6L’autre grand débat sportif de l’entre-deux guerres est la professionnalisation du sport. Le CIO défendait alors l’amateurisme intégral, une doctrine qui veut que le sport soit vecteur de valeurs morales non perverties par l’argent (Caritey et Busseuil, 2020). Comme le sujet du nationalisme dans le sport, l’histoire de l’amateurisme dans le sport est très riche dans les années 1920. Les négociations entre les différents partis se transformaient souvent en conflit lorsque ces sujets étaient évoqués, et l’intersection des deux passionnaient au moins une partie de l’audience sportive. Les questions d’amateurisme et de professionnalisation du sport « relèvent en effet des relations internationales et du jeu diplomatique. Elles empruntent à la démocratie parlementaire ses débats, ses manœuvres et ses rapports de force. Certaines affaires donnent lieu à de véritables enquêtes policières et à des feuilletons judiciaires avec suspens et rebondissements » (Caritey et Busseuil, 2020, p.431). Mais ces grands débats internationaux ne furent pas les seuls obstacles au bon déroulement de l’organisation des JO.

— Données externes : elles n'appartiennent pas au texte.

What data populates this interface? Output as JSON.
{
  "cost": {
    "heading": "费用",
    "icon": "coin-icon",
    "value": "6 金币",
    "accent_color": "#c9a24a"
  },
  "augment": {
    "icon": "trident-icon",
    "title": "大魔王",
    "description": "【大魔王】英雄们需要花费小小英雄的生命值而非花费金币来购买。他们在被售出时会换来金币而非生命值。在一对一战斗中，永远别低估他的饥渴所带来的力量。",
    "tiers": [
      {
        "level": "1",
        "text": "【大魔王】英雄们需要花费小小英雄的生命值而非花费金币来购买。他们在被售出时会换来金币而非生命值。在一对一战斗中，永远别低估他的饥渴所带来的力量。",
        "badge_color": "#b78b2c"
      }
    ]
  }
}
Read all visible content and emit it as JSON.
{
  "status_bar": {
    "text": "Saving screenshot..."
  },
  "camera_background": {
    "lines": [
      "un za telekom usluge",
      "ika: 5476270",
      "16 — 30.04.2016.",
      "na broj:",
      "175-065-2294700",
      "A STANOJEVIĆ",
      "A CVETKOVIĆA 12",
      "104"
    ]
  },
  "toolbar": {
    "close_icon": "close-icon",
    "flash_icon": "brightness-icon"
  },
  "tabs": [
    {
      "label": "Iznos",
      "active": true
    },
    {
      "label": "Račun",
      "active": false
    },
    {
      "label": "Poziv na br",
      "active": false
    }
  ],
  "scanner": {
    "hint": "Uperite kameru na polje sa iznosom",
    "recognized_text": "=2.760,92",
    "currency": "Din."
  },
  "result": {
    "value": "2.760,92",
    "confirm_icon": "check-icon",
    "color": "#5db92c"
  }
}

2. Des contraintes internes qui mirent en péril l’organisation des JO à Paris

7Paris 1924 fit face à des obstacles financiers non-négligeables. Les Jeux faillirent être déplacés à Lyon « pour sauver l’honneur de la France » dixit Frantz Reichel, le président du comité d’organisation de Paris 1924 (1922) ou même à Los Angeles. Au début du processus d’organisation, les problèmes les plus épineux concernaient l’identification des sites de compétition, ainsi que les coûts financiers et culturels associés à l’édification des infrastructures sportives. Ainsi, à titre d’exemple, les coûts (en termes de ressources et au niveau financier) de la construction d’un nouveau stade au sein de la capitale française découragèrent la Ville de Paris, malgré les engagements du Président français, Alexandre Millerand, de dépenser pour l’organisation de cette Olympiade qui « doit amener à Paris et en France une très grande affluence de visiteurs » (fig.1).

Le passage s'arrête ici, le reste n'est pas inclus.